Future of Media Technology Conference Press Gazette

Media organisations and publishers are constantly looking at ways to adapt, enhance and innovate their services and products in the digital age. But with so many avenues now from newsletters to podcasts to branded products, knowing what the best option is is more difficult than ever. Luckily, the Press Gazette’s Future of Media Technology Conference last week tackled many of these issues covering topics such as revenue strategies, audience growth in podcasts and the future of data journalism. Below are five of our key tips from the various sessions on how to thrive in the digital age:

‘Quality, regulated, trusted journalism is the future’ – Rachel Corp, CEO of ITN

In her keynote speech, Rachel Corp spoke about how the TV bulletin is not yet dead due to the millions that have tuned in to follow the coverage surrounding the passing of Queen Elizabeth II. The success of this she feels has been in part down to the ‘power of the simple vox pop’ which has helped to reflect a wide and diverse range of voices from around the country and Commonwealth. Rachel also feels that protecting eyewitness journalism is key and this can only be done with more reporters on the ground. For broadcast media to be able to continue to thrive then ITN will be accelerating their digital plans but also call for more regulations and checks, especially around social media news.

‘Media brands are loved by people and they want to be part of that with branded products’ – Alex Wood, Managing Director, Europe at Forbes

Revenue strategies from paywalls to advertising to licensing are all common ways of helping to grow revenue for media brands. At Forbes, revenue has grown by 40% in the last year due to a consumer revenue focus which has partly been down to affiliates but also, according to Alex Wood, down to merchandising. This shows people want to be part of the brand and have that connection. Juan Delgado, Chief Executive Officer of Footballco, echoed this by talking of the success of the Mundial branded socks but said any product from a media company needs to be authentic to the brand and stick to their ethos.

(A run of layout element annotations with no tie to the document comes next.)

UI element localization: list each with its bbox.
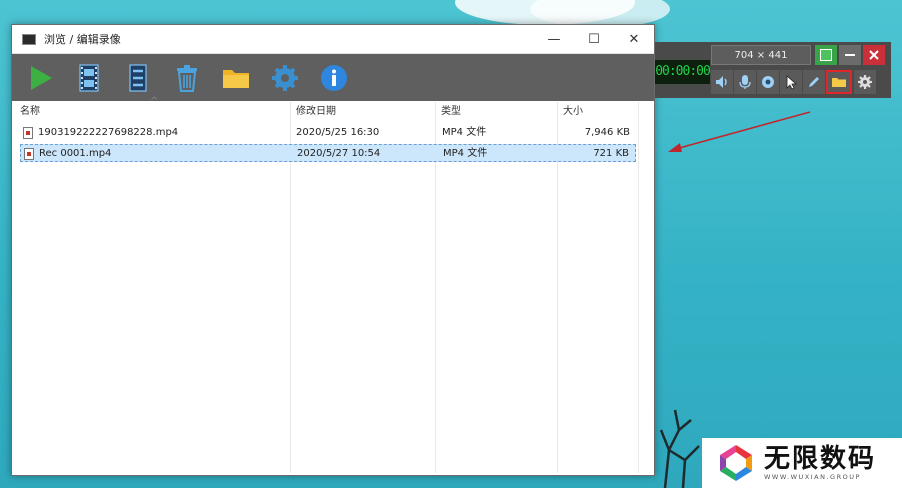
record-icon	[820, 49, 832, 61]
cursor-icon	[786, 75, 798, 90]
minimize-icon	[845, 54, 855, 56]
window-title: 浏览 / 编辑录像	[44, 33, 121, 46]
minimize-button[interactable]: —	[534, 25, 574, 53]
logo-mark-icon	[720, 445, 752, 481]
file-date: 2020/5/25 16:30	[296, 127, 380, 138]
pencil-icon	[809, 77, 819, 87]
recorder-control-panel: 00:00:00 704 × 441	[655, 42, 891, 98]
speaker-button[interactable]	[711, 70, 733, 94]
speaker-icon	[716, 76, 727, 88]
film-convert-icon	[129, 63, 147, 92]
panel-settings-button[interactable]	[854, 70, 876, 94]
watermark-name: 无限数码	[764, 444, 877, 474]
file-size: 721 KB	[593, 148, 629, 159]
table-row-selected[interactable]: Rec 0001.mp4 2020/5/27 10:54 MP4 文件 721 …	[20, 144, 636, 162]
gear-icon	[272, 64, 298, 91]
file-name: Rec 0001.mp4	[39, 148, 112, 159]
annotation-arrow	[668, 111, 811, 152]
file-size: 7,946 KB	[584, 127, 630, 138]
microphone-icon	[739, 75, 751, 89]
column-header-size[interactable]: 大小	[557, 102, 638, 122]
watermark-subtitle: WWW.WUXIAN.GROUP	[764, 473, 861, 481]
trash-icon	[177, 64, 197, 92]
folder-icon	[223, 69, 249, 88]
column-header-type[interactable]: 类型	[435, 102, 557, 122]
about-button[interactable]	[316, 60, 352, 96]
mp4-file-icon	[23, 127, 33, 139]
close-icon	[869, 50, 879, 60]
open-folder-button[interactable]	[218, 60, 254, 96]
play-icon	[31, 65, 52, 90]
film-edit-icon	[79, 63, 99, 92]
browse-edit-window: 浏览 / 编辑录像 — ☐ ✕ 名称 ^ 修改日期 类型 大小 19031922…	[11, 24, 655, 476]
maximize-button[interactable]: ☐	[574, 25, 614, 53]
column-separator	[638, 102, 639, 473]
cursor-button[interactable]	[780, 70, 802, 94]
file-name: 190319222227698228.mp4	[38, 127, 179, 138]
panel-minimize-button[interactable]	[839, 45, 861, 65]
gear-icon	[858, 75, 872, 89]
settings-button[interactable]	[267, 60, 303, 96]
convert-video-button[interactable]	[120, 60, 156, 96]
mp4-file-icon	[24, 148, 34, 160]
record-button[interactable]	[815, 45, 837, 65]
app-icon	[22, 33, 36, 45]
timer-display: 00:00:00	[655, 60, 711, 84]
draw-button[interactable]	[803, 70, 825, 94]
watermark-logo: 无限数码 WWW.WUXIAN.GROUP	[702, 438, 902, 488]
file-date: 2020/5/27 10:54	[297, 148, 381, 159]
edit-video-button[interactable]	[71, 60, 107, 96]
delete-button[interactable]	[169, 60, 205, 96]
file-type: MP4 文件	[443, 148, 488, 159]
folder-icon	[832, 78, 846, 87]
webcam-button[interactable]	[757, 70, 779, 94]
toolbar	[12, 54, 654, 101]
info-icon	[321, 64, 347, 91]
table-row[interactable]: 190319222227698228.mp4 2020/5/25 16:30 M…	[20, 124, 636, 142]
sort-indicator-icon: ^	[150, 96, 159, 107]
file-list[interactable]: 名称 ^ 修改日期 类型 大小 190319222227698228.mp4 2…	[14, 96, 652, 473]
column-header-date[interactable]: 修改日期	[290, 102, 435, 122]
title-bar: 浏览 / 编辑录像 — ☐ ✕	[12, 25, 654, 54]
file-type: MP4 文件	[442, 127, 487, 138]
open-folder-tool-button[interactable]	[826, 70, 852, 94]
webcam-icon	[762, 76, 774, 88]
panel-close-button[interactable]	[863, 45, 885, 65]
play-button[interactable]	[22, 60, 58, 96]
capture-dimensions[interactable]: 704 × 441	[711, 45, 811, 65]
close-button[interactable]: ✕	[614, 25, 654, 53]
microphone-button[interactable]	[734, 70, 756, 94]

‘Young people are less interested in “narrow news” subjects’ – Nic Newman, lead author of the Reuters Institute Digital News Report

News avoidance in the UK has been steadily rising in the last few years with 46% now steering clear of the news, compared to 24% in 2017. This has certainly been the case with younger people who are keen to avoid the negativity of traditional media around topics like politics.  So how do you appeal to younger people and what topics are they interested in? Well the Reuters Institute Digital News Report has found that young people are more interested in issues like identity, social justice, mental health, culture and a range of broader lifestyle topics. Journalism now needs to provide hope, a sense of agency, and empathy and dignity when covering difficult stories. Slow journalism focusing more on explanation and understanding can engage a younger audience, with membership models where readers are encouraged to take part and make a difference themselves. Solutions or constructive journalism, which we discussed last week with Jodie Jackson, is also proving popular as a new accessible format for the modern audience.

‘Companies are starting to take ownership of their own data’ – Markus Karlsson, CEO of Affino

For a while now, publishers have been allowing extra third-party cookies on their websites as a way to bring in more money. This has meant giving away people’s data to more and more people and now Google have announced they will end third-party cookies in Chrome, which poses a problem for many publishers. Markus Karlsson stressed the need for companies to own their data and start prioritising a first party data strategy. This will allow publishers to better understand their audiences and will ultimately lead to a better return on investment with one well placed advertisement rather than five competing ones.

‘Use the robots to do the routine reporting’ – Cecilia Campbell, Chief Marketing Officer at United Robots

Local journalism, as has been well documented, has been struggling for a while with less journalists in the newsroom but still having to cover the same amount, if not more, news. Data journalism and content automation provides an opportunity to free up journalists by letting ‘robots’ produce regular content on topics like new company registrations, traffic and local sport. John Walton, Data Journalism Editor at the BBC, also spoke about automating script for graphs or pieces of content that you know will be recurring, for example changing interest rates or election results. All of this will allow journalists more time to cover stories of interest to them and their readers.